Simcoe - In His Youth

John Graves Simcoe’s boyhood setting could be considered upper middle class.  However, it certainly was not idyllic. When his father a captain in the Royal Navy died at sea in May 15, 1759, John Graves was eight years old.  Captain Simcoe left his wife Catherine Stamford comfortably off financially, but not wealthy. She had an income, friends and his reputation which placed the family in comfortable society. However, she was without an extended family to fall back on. Seeking the support of friends, she moved her family from Cotterstock, Northamptonshire to Exeter in the county Devon. 

Among her Exeter friends was her husband’s close friend and the young Simcoe’s Godfather and namesake, Captain Samuel Graves RN and his wife Margaret Spinkes. The Graves were themselves childless and as time went on would have a great influence on John Graves Simcoe.  In later years, they and their property, Hembury Fort House, would be the closest John Graves Simcoe would have to a family and family home. 

Unfortunately, Captain Simcoe’s death was not the last that his widow would experience.  Catherine’s first two sons had died in infancy. In 1764 John Graves younger brother Percy was drowned as the result of an accident and at the age of 12, Simcoe became Catherine’s only surviving child. We do not know the effect these events had on Simcoe.  However, there is strong evidence that Simcoe did maintain a warm relationship with his mother.

When at home, Simcoe’s school and army friends were frequent visitors. In his correspondence with his mother he wrote of his friends as people Catherine would know and would want to hear about.  The extent of this was apparent when Simcoe wrote to his mother following the Battle of Bunker’s Hill, in which his regiment had fought and been badly mauled. He described to her the valour that the Regiment had shown and reported on who had been wounded and their condition in order to allay her worries about them. 

Simcoe received his primary education at the Free Grammar school in Exeter. At the age of 14 Simcoe was sent on to attend Eton College. It is noteworthy that his acceptance there indicated that his family had the status and friends to be of the upper stratum of the class structure of English society. However, this does not rule out that Simcoe was without a rebellious streak.  Perhaps that also had a start with his father.

In 1756, as the Seven Years War broke out, Captain Simcoe was master of the HMS St. George at Portsmouth. It was on the St. George that the Court Martial of Admiral John Byng was conducted with Captain Simcoe acting as a member of the court. Byng led an underequipped and undermanned expedition against the French forces attacking the British garrison at Minorca. After an initial indecisive battle, Minorca fell to the French. Public sentiment in England demanded that someone had to take the blame. Subsequently, Admiral Byng was charged under the Articles of War and court martialled. He was acquitted of the charges of cowardice and disaffection but convicted of failing “to do his utmost” which carried the sentence of death. 
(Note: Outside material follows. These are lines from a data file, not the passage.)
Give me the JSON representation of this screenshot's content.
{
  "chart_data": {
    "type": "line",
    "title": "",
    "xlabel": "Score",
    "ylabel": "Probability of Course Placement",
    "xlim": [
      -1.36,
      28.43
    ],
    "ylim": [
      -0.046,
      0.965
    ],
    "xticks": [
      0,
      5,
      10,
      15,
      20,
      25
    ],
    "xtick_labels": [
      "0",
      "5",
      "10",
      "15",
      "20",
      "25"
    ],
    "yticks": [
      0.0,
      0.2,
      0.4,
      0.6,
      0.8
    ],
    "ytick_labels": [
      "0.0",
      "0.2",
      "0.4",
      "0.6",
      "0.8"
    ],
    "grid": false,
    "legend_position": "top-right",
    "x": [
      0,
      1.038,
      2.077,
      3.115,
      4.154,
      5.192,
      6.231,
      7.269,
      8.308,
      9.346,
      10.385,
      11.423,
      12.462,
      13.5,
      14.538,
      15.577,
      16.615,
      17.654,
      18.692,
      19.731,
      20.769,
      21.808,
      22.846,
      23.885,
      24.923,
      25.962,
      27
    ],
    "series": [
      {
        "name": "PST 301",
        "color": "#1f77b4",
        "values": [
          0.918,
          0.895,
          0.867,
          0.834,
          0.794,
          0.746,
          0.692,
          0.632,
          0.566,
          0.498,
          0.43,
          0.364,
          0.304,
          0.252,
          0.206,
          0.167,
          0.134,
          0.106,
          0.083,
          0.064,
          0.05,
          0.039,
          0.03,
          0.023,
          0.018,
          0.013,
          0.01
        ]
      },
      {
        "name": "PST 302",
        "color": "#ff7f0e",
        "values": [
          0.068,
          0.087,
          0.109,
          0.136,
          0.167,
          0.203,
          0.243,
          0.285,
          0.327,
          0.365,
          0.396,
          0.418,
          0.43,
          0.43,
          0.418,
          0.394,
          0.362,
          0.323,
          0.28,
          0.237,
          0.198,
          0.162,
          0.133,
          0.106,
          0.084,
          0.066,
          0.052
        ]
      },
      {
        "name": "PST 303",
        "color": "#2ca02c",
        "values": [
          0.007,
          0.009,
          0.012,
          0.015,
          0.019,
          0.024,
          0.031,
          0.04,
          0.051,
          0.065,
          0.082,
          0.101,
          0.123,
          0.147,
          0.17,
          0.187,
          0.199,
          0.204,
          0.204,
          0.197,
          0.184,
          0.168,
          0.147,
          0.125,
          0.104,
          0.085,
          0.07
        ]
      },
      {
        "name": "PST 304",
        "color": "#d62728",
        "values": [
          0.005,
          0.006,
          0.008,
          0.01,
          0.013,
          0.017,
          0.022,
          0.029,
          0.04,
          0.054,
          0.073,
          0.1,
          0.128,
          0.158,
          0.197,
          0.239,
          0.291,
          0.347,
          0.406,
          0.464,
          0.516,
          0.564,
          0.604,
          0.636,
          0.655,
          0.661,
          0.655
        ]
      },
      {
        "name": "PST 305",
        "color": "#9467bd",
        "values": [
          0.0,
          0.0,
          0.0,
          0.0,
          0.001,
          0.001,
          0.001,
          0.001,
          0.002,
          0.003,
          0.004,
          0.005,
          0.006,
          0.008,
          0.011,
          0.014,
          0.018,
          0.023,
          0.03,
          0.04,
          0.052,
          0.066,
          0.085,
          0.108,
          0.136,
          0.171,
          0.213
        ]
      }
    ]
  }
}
Several members of the court, including Captain Simcoe, recommended clemency. The first Lord of the Admiralty and the Prime Minister William Pitt, supported a motion of the House of Commons that also requested clemency. But in the political situation at the time, King George II, turned them down. Byng was executed on the quarter deck of Captain Simcoe’s ship. 

This demonstration of unjust arbitrary authority that nonetheless had to be followed, had a parallel in Simcoe’s experience at Eton. The Head Master of Eton was Dr. John Foster.  Foster was a renowned scholar but gained a reputation for being a tactless disciplinarian who employed flogging as his preferred means of establishing authority. In November 1768, Foster’s harsh and, in the boys’ minds arbitrary and uncompromising rule, precipitated a challenge to his authority when a clash between a senior boy and a master developed into denying a perceived right of movement held by all the senior boys. 

When Foster refused to consider their case, a student protest developed with the seniors deliberately flaunting the rules of the College concerning visiting a tavern, supposedly for a drink.  In a group they marched to Marsh’s Inn, a nearby tavern, and did not return until the next day. Foster decreed that that the boys involved must face flogging or be expelled.

Honour ruled out their acceptance of expulsion, so many students, including Simcoe, choose to be flogged. However, their resentment of Foster was such that they quit the college.  Among the lifelong friendships Simcoe developed at Eton was William Boscawen.  Many years later Boscawen wrote a poem to Simcoe that recounts this event. 

With you (Simcoe) rebellion’s chance I tried

Old Foster’s threats his arm defied

And dar’d his empire mock

But oh, how short our glory’s fate

How few escaped The Block. 

 

After leaving Eton, Simcoe briefly attended Merton College at Oxford University where he completed his education matriculating in 1769. He briefly studied law, but as his friend Vicary Gibbs (who was to become Attorney General) pointed out to Simcoe, he was destined “for the field, not the forum”.  Within a year Simcoe had left his law studies and hired a military history tutor to prepare him for joining the army in 1770.